A Simple Tool for Searching Hive Tables by Fields with Spark

Note: I’ve update the code in this blog here spark-table-fields-search


Background


You may have a huge volume of data to analyse, include

  1. Hundred of tables in Hive
  2. Hundred of fields in a table

It’s very common to do correlation by joining different tables when analysing. The joining condition is a tuple of fields. In order to finish the analyse as soon as possible, you need to check which tables contains some special fields quickly.


Solution


The simple code listed below is able to do the search.

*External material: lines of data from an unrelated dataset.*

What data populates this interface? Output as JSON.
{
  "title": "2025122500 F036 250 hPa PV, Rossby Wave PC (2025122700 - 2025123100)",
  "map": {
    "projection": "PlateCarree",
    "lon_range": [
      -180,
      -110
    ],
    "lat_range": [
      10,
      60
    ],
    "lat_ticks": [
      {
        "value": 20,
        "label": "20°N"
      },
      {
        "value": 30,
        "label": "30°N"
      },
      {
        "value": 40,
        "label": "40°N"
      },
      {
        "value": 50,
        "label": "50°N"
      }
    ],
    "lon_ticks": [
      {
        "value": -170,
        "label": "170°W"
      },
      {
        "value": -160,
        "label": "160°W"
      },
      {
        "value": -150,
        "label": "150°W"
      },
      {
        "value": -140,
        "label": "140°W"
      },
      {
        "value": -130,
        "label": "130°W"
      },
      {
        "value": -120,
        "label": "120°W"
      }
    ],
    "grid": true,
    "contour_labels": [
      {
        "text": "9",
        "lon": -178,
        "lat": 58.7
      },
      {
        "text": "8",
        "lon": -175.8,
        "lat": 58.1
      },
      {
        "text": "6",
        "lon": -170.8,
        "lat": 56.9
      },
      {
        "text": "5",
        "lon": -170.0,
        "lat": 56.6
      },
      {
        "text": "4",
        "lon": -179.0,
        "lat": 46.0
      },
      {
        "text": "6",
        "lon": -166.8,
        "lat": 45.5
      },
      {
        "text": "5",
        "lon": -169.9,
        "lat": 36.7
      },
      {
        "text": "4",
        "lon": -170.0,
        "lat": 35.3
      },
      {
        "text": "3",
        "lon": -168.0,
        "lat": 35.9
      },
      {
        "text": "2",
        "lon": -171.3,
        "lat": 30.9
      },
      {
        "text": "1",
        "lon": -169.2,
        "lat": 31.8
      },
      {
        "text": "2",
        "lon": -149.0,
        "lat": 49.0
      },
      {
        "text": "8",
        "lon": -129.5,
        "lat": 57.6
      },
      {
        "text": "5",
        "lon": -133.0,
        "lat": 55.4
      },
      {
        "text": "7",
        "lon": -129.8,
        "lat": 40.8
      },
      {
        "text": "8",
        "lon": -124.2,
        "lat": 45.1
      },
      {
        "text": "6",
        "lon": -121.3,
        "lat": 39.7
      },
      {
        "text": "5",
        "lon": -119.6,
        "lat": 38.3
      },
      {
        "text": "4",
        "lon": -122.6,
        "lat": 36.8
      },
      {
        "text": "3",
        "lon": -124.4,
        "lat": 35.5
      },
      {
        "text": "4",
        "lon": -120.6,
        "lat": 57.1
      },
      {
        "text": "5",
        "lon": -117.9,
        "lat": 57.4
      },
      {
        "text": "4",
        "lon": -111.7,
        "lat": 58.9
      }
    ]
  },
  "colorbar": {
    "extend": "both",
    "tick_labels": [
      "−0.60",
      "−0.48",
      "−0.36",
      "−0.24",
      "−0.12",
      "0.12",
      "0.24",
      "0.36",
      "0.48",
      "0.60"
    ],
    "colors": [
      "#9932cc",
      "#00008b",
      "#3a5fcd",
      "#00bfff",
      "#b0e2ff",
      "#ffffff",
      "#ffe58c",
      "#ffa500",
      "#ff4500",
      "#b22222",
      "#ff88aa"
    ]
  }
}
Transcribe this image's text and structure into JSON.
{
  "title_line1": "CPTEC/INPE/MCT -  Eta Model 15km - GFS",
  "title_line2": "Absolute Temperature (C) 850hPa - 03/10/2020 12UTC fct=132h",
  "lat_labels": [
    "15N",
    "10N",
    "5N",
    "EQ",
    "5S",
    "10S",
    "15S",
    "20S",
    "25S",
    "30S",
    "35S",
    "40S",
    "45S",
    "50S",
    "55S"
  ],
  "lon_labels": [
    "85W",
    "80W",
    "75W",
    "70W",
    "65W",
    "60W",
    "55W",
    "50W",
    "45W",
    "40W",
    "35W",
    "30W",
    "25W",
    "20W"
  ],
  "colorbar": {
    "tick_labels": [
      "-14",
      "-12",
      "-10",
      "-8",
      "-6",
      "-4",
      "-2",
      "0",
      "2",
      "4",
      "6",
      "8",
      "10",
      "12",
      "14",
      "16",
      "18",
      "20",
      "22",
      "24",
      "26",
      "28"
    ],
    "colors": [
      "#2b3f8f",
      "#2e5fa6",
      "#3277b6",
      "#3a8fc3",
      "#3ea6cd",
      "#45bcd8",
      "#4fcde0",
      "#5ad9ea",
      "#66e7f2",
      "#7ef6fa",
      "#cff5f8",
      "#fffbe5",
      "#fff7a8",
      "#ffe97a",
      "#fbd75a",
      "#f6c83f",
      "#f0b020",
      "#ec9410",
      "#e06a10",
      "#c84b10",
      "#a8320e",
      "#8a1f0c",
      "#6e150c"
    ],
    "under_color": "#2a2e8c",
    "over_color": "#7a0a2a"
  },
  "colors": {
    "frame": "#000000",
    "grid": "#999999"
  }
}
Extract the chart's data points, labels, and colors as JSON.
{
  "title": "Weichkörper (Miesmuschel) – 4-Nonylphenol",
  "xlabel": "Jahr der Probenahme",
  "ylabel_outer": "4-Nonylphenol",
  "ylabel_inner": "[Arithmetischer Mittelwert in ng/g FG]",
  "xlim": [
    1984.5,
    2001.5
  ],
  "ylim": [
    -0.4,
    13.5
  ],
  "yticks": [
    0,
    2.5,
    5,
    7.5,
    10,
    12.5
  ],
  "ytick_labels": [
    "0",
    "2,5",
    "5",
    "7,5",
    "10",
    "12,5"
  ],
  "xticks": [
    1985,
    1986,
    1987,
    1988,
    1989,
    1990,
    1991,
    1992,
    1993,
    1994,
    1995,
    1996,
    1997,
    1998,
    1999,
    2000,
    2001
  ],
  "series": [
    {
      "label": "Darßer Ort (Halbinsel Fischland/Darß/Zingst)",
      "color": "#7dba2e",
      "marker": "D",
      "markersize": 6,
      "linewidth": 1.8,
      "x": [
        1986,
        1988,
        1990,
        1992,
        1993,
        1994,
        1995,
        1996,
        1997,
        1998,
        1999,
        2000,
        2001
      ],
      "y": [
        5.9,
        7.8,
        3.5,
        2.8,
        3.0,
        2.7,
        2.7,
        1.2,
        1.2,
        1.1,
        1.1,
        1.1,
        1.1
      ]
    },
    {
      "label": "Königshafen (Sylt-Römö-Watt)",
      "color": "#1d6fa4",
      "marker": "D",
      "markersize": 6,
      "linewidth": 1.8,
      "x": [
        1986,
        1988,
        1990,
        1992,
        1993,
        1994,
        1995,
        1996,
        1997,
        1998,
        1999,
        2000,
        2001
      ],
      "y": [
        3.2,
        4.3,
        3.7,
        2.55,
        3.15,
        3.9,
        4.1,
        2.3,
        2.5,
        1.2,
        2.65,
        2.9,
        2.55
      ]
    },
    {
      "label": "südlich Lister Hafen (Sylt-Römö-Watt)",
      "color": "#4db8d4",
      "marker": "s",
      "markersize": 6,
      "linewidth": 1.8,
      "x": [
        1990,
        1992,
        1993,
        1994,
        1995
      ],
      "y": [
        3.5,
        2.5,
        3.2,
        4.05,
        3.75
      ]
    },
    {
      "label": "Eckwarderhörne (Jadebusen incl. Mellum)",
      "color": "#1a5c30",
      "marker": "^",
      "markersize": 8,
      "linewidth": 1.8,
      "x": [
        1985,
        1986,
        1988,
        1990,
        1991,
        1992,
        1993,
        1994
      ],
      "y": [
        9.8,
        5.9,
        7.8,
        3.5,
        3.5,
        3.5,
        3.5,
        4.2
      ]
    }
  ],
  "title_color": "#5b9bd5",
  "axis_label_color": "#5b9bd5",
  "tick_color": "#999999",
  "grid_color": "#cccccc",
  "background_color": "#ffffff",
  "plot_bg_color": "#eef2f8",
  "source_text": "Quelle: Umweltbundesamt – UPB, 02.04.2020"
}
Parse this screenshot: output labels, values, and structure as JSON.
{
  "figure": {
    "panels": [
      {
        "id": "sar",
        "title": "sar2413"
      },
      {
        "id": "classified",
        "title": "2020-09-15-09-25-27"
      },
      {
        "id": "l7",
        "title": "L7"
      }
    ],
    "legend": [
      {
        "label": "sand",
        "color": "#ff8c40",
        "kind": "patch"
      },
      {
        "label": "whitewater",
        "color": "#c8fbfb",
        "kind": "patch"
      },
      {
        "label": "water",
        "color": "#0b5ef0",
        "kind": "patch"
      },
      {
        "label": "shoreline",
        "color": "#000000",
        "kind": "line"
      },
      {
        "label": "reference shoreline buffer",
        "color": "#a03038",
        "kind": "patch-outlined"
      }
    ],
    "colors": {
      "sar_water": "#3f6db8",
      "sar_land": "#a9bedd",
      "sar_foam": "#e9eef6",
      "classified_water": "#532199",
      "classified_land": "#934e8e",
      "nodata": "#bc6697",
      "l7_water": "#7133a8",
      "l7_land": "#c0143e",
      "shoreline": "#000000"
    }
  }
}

import org.apache.spark.sql.SparkSession

import scala.collection.mutable

object Test {
  val db = "test"
  def main(args: Array[String]): Unit = {
    // Fields are separated by ","
    search(args(0).split(",").toSet)
  }

  def getSparkSession(name: String): SparkSession = {
    SparkSession.builder().appName(name).enableHiveSupport().getOrCreate()
  }

  def search(fields: Set[String]): Unit = {
    val spark = getSparkSession("Search-Table-Catalog")
    val tables = spark.catalog.listTables(db).collect()
    for (t <- tables) {
      val cols = spark.catalog.listColumns(db, t.name).collect()
      val colNames = new mutable.HashSet[String]()
      for (c <- cols) {
        colNames.add(c.name)
      }
      if (fields.subsetOf(colNames)) {
        println("Found match table: " + t)
      }
    }
  }
}

You can execute it in spark-shell or by spark-submit.